As the board was appointed, Jim Adams of the SJRA was very persuasive in the selection of the engineering firm to do the study on the aquifers. The board selected the firm used by the SJRA, Turner, Collie & Braden. I was not in favor of using them, since there was too much SJRA money and political influence at Turner, Collie & Braden already. If SJRA wanted a water shortage and not be responsible for the shortage in the Woodlands, they would engineer a solution protecting the SJRA even though they are the largest water user there.

Without hard scientific evidence, the engineering firm determined that the aquifer recharge for Montgomery County was 64,000-acre feet per year. This volume just so happened to be exactly what Montgomery County was using in groundwater at the time. As time went on, the engineering firm depicted the groundwater production situation as getting worse and worse. The worst of it was supposedly in the Woodlands where SJRA controls all the wells and municipal utility districts (MUDs) and has controlled them since the 1970s.

My question was – and I asked it publicly in many, many meetings – why is SJRA in the groundwater business, when it is a surface water entity of the State of Texas? Their ultimate solution was to transport its own surface water to itself in The Woodlands, thereby continuing the monopoly they’ve enjoyed there for over 40 years. Construction of the transportation system (pipeline) was the most expensive part of this idea. SJRA’s plan was to get everyone else to pay for the construction of the pipeline by devising a plan to have LSGCD force everyone, by regulation, into SJRA’s plan.

I have personally witnessed SJRA Board Members discussing how they would persuade LSGCD Board Members to:

  • Start a penalty to Large Volume Groundwater Users (LVGUs) for not joining SJRA’s Groundwater Reduction Plan (GRP) before the actually required surface water conversion date.
  • Not consider the Catahoula Aquifer as an alternative groundwater supply for Montgomery County, even though the Texas Water Development Board has always considered it to be.
  • Not consider the waste water from Huntsville that flows into Lake Conroe as an alternative supply.

SJRA has always said that they would sell raw water to any and all who wanted it. What they didn’t admit, at the beginning, was that SJRA would force communities to buy water from SJRA, whether they wanted to purchase that water or not.

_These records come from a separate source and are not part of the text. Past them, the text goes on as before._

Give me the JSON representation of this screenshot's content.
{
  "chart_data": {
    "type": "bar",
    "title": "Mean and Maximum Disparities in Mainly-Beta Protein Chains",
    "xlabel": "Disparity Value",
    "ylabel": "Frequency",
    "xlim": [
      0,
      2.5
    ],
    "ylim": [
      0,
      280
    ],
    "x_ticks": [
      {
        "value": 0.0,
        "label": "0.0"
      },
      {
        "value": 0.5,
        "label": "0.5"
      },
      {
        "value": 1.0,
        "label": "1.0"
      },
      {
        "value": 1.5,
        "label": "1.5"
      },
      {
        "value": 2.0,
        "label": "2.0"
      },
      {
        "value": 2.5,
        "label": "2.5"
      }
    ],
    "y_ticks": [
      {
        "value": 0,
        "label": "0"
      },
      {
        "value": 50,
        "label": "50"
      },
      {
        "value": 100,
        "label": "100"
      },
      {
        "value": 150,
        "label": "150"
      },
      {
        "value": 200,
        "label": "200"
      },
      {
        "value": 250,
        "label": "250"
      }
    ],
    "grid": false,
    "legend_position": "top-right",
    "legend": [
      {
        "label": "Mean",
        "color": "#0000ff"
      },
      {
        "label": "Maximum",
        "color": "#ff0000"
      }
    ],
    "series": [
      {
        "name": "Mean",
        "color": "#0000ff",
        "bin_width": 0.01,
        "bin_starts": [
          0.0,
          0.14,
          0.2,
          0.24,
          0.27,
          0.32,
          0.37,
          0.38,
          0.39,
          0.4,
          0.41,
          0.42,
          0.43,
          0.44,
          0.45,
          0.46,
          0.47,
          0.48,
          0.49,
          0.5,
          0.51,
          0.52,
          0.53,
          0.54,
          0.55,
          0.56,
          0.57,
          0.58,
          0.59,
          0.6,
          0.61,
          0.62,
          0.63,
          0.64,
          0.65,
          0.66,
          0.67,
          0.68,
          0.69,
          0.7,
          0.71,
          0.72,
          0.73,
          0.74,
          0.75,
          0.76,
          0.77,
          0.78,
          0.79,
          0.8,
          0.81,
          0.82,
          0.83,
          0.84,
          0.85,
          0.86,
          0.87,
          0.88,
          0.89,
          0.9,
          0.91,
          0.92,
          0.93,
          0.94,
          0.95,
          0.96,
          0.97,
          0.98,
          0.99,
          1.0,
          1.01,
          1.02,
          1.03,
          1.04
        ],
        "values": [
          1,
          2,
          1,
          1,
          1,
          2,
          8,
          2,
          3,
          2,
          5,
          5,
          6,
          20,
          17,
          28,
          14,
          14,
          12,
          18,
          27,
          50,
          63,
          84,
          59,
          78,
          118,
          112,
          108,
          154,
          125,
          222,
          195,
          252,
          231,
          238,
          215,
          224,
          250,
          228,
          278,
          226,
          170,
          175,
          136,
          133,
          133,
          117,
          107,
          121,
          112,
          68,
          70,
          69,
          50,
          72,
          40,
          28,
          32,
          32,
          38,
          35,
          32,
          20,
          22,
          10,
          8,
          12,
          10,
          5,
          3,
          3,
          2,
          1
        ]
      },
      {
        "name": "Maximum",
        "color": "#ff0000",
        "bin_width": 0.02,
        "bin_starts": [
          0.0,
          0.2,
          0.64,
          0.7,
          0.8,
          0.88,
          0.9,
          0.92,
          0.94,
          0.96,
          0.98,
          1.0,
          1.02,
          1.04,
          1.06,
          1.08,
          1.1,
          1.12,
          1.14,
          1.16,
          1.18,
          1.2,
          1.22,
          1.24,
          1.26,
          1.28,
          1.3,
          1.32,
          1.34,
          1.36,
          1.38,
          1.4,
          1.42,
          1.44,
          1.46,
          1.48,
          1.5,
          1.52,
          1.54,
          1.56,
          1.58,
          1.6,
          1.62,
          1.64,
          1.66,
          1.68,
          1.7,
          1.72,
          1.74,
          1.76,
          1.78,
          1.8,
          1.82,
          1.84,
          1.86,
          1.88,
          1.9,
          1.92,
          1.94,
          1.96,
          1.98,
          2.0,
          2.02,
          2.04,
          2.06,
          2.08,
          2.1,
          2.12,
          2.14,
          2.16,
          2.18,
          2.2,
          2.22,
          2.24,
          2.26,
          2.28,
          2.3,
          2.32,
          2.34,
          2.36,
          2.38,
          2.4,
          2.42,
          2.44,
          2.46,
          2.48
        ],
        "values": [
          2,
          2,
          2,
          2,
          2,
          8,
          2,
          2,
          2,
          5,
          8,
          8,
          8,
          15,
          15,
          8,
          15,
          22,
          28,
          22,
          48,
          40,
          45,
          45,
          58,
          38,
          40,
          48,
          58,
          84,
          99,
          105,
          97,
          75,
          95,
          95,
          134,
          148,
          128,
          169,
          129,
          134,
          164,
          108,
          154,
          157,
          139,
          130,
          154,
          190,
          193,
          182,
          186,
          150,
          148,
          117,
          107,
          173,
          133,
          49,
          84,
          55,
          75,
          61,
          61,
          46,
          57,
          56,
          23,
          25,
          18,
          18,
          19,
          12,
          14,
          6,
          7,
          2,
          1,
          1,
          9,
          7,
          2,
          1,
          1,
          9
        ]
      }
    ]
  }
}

When SJRA refused to sell water to Walden, Walden was going to purchase water from the City of Houston, which has two-thirds ownership of the water in Lake Conroe. SJRA got rid of the competition from the City of Houston by contracting with the City of Houston so that no one else could have water without SJRA’s approval.

Appointed Board Members are one step away from an Elected Official. Quickly, LSGCD’s Board Members forgot they were sworn into office to defend the Constitution of the United States. The Constitution’s first words are “We the People.” This forgetfulness and arrogance of the appointed Board Members on SJRA and LSGCD has cost the people of Montgomery County well over $500,000,000 since the turn of the 21st century. Left unchecked, the SJRA will waste up to $2,000,000,000 more, if they are allowed to pursue the additional phases of their surface water buildout.

In conclusion, LSGCD was formed to protect, defend and represent water demands and supply, and to protect the water supply for the people of Montgomery County. With governmental authority, SJRA has been involved in manipulative Engineering and coercion of another governmental agency’s Board members (LSGCD) to achieve illegally a huge monopoly of the water in Montgomery County.

David Kleimann grew up in the Willis area in a renowned political family. Kleimann was a charter Board member of the Lone Star Groundwater Conservation District from 2001 to 2006. In 2007, Texas Governor Rick Perry appointed Kleimann to the Board of Directors of the San Jacinto River Authority where Kleimann served until his resignation in protest of their policies in 2013.